On the picket line

attstrikesandiegoAT&T workers win grievance strike

Communications Workers Local 9509, representing some 1,700 AT&T workers in San Diego, walked off the job May 19. The union had requested information about how the company monitors employees after a civil court judge ordered AT&T to pay $1 million to a wrongfully terminated call center worker. “The documents requested are necessary to protect our members from the constant abuse of the monitoring system by management,” explained CWA Executive Vice President Tosha Broadnax. “We have a contractual right to request and receive these reports.” (cbs8.com, May 20)

In response to AT&T’s repeated refusal to comply, the workers, who had been without a contract since April, called a grievance strike. They picketed call centers throughout San Diego, forcing AT&T to reroute incoming calls for six days. No doubt fearful of growing solidarity with the East Coast Verizon strike in its sixth week, AT&T caved, releasing reports May 25. (laborpress.org, May 29) CWA District 9 Vice President Thomas Runnion recognized, in an open letter, “the amazing show of solidarity that we have seen demonstrated by Local 9509. The six day strike was so strong — 1,700 members committed in taking a stand together and not wavering.” (local9509.net, May 25)

Tobacco workers demand changes by Reynolds suppliers

Ever since 2007, workers in North Carolina fields that grow tobacco for Reynolds American have confronted the company with reports of low wages and miserable working and living conditions on the company’s contract farms. But this year, the company’s 2015 audit report, issued the day before its annual shareholders’ meeting in Winston Salem, confirmed what the Farm Labor Organizing Committee has been saying all along. The audit found cases of children under 13 working in the fields, minors below 16 illegally performing hazardous work, serious safety violations in tobacco barns and inadequate reporting of workplace accidents. Interviews with workers also uncovered wage violations, documenting that 25 percent of growers did not provide legally required documentation about wage rates, transportation and housing.

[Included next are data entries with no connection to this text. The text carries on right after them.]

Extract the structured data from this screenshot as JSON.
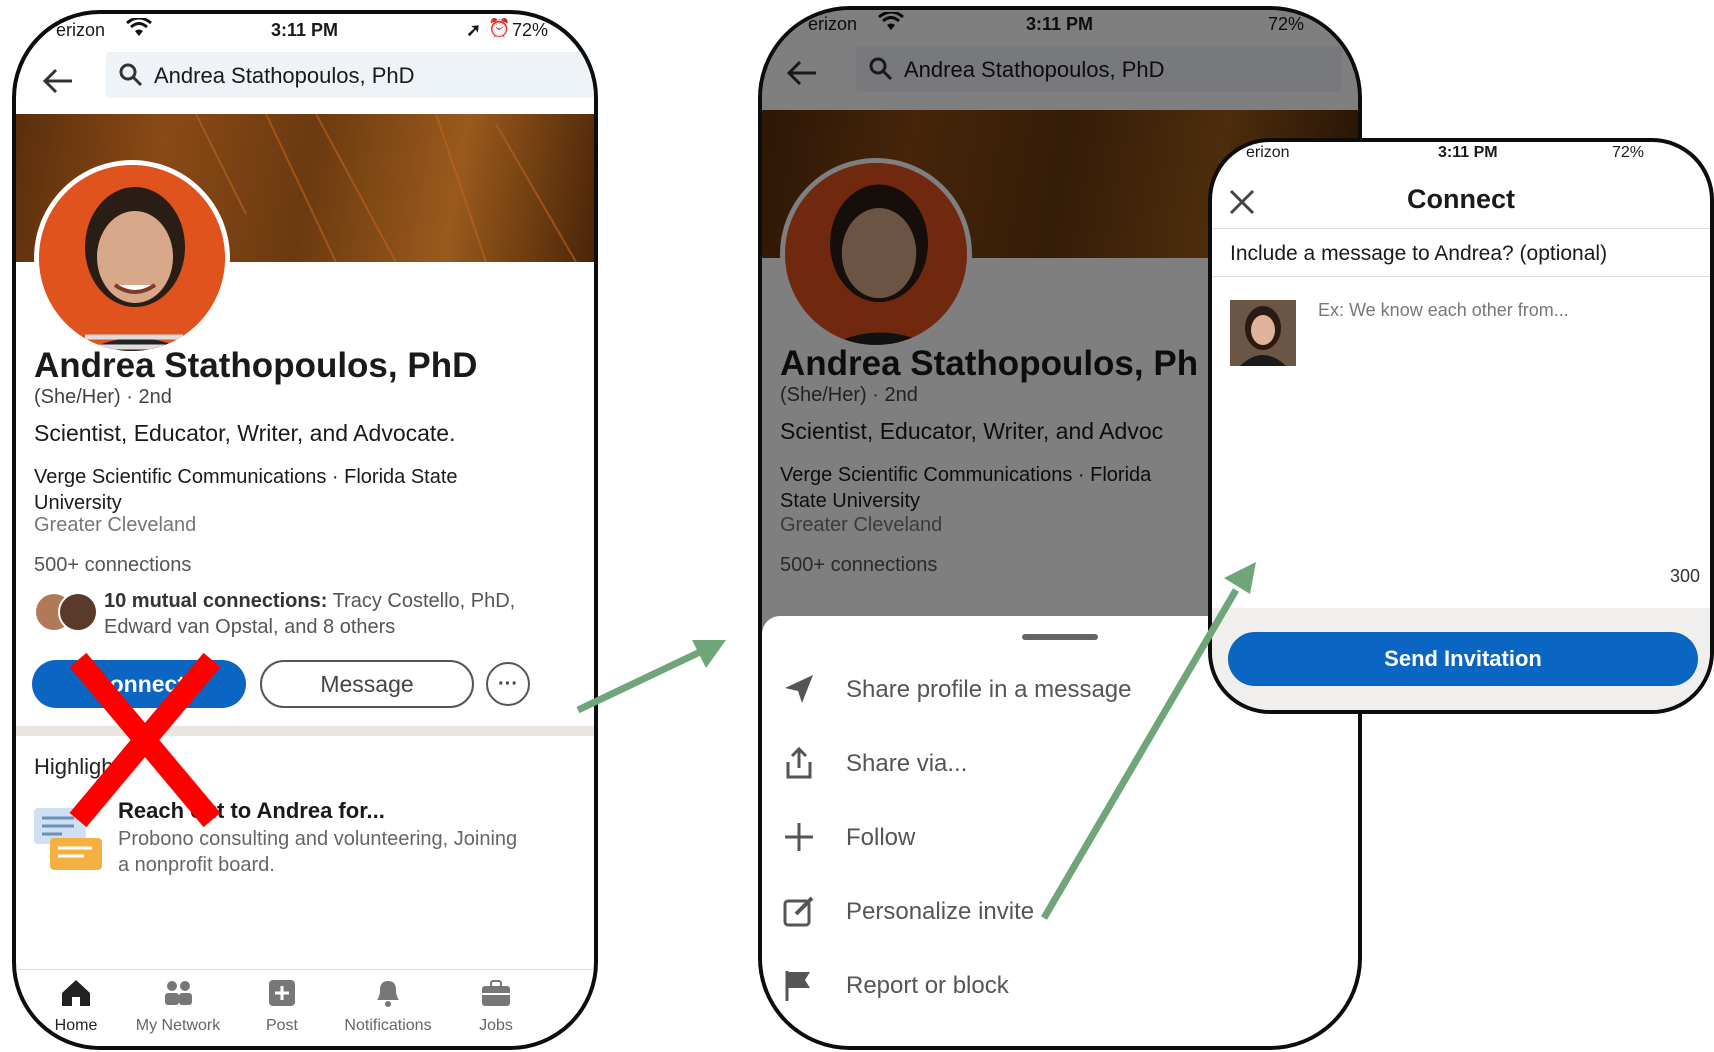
{
  "status": {
    "carrier": "erizon",
    "time": "3:11 PM",
    "battery": "72%"
  },
  "search": {
    "query": "Andrea Stathopoulos, PhD"
  },
  "profile": {
    "name": "Andrea Stathopoulos, PhD",
    "name_cut": "Andrea Stathopoulos, Ph",
    "pronouns_degree": "(She/Her) · 2nd",
    "headline": "Scientist, Educator, Writer, and Advocate.",
    "headline_cut": "Scientist, Educator, Writer, and Advoc",
    "company": "Verge Scientific Communications · Florida State University",
    "company_line1": "Verge Scientific Communications · Florida",
    "company_line2": "State University",
    "location": "Greater Cleveland",
    "connections": "500+ connections",
    "mutual_bold": "10 mutual connections:",
    "mutual_rest": " Tracy Costello, PhD, Edward van Opstal, and 8 others",
    "connect_label": "Connect",
    "message_label": "Message",
    "more_label": "···"
  },
  "highlights": {
    "title": "Highlights",
    "item_title": "Reach out to Andrea for...",
    "item_sub": "Probono consulting and volunteering, Joining a nonprofit board."
  },
  "bottom_nav": [
    {
      "label": "Home",
      "icon": "home-icon"
    },
    {
      "label": "My Network",
      "icon": "network-icon"
    },
    {
      "label": "Post",
      "icon": "post-icon"
    },
    {
      "label": "Notifications",
      "icon": "bell-icon"
    },
    {
      "label": "Jobs",
      "icon": "briefcase-icon"
    }
  ],
  "sheet": {
    "items": [
      {
        "label": "Share profile in a message",
        "icon": "send-icon"
      },
      {
        "label": "Share via...",
        "icon": "share-icon"
      },
      {
        "label": "Follow",
        "icon": "plus-icon"
      },
      {
        "label": "Personalize invite",
        "icon": "edit-icon"
      },
      {
        "label": "Report or block",
        "icon": "flag-icon"
      }
    ]
  },
  "connect_dialog": {
    "title": "Connect",
    "question": "Include a message to Andrea? (optional)",
    "placeholder": "Ex: We know each other from...",
    "char_count": "300",
    "send_label": "Send Invitation"
  },
  "colors": {
    "linkedin_blue": "#0a66c2",
    "annotation_arrow": "#6fa579",
    "annotation_x": "#ff0000"
  }
}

While hundreds of workers and supporters picketed in the rain, 40 farmworkers and FLOC supporters went inside the meeting. For the first time, Reynolds executives and shareholders had to listen to testimonies of 10 child farmworkers, whom they had previously claimed did not exist. After one youth asked Reynolds to sign an agreement with FLOC guaranteeing a living wage so children don’t have to help support their families, his question was met with deadly silence. However, FLOC President Francisco Velasquez acknowledged that Reynolds’ audit and willingness to hear testimony showed FLOC’s persistent pressure. He said the report by Reynold’s CEO Susan Cameron “signaled a seismic shift in the company’s public response to our concerns.”

Following the meeting, the crowd marched in a sea of red FLOC flags to a park to hear farmworkers testify about such things as the need for a grievance procedure to remedy complaints. FLOC thanked supporters from many labor and faith-based organizations and university groups, including Black Workers for Justice, Fight for $15 and the North Carolina AFL-CIO. (floc.com, May 5)

Domino’s Pizza accused of rampant wage theft

A May 24 lawsuit by New York Attorney General Eric T. Schneid­erman accused Domino’s Pizza of systematically underpaying workers statewide by hundreds of thousands of dollars. Domino’s franchise owners have increasingly come under fire in the state for wage violations, including a 2014 class action suit against one franchise that ended with a $1.3 million payout to workers. Meanwhile, the Domino’s corporation denies involvement in franchises’ day-to-day operations. (NewYorkTimes.com, May 25)

The suit, however, alleges the corporation requires franchisees to use payroll software it knew would miscalculate workers’ hours, resulting in illegally low wages paid at 78 percent of its restaurants and overtime payment withheld at 86 percent of them. Schneiderman asserted, “We’ve discovered that Domino’s headquarters was intensely involved in store operations and even caused many of these violations.” (ag.ny.gov, May 24)

Over $1 billion in stolen wages recovered nationwide by the U.S. Department of Labor since 2010 represents only a tiny fraction of the total amount bosses steal from workers every day. (NYTimes.com, May 25) If successful, this lawsuit may make it easier for more corporations to be held responsible for wage theft — though only the workers themselves, empowered through labor unions, can mount a decisive fight for fairness.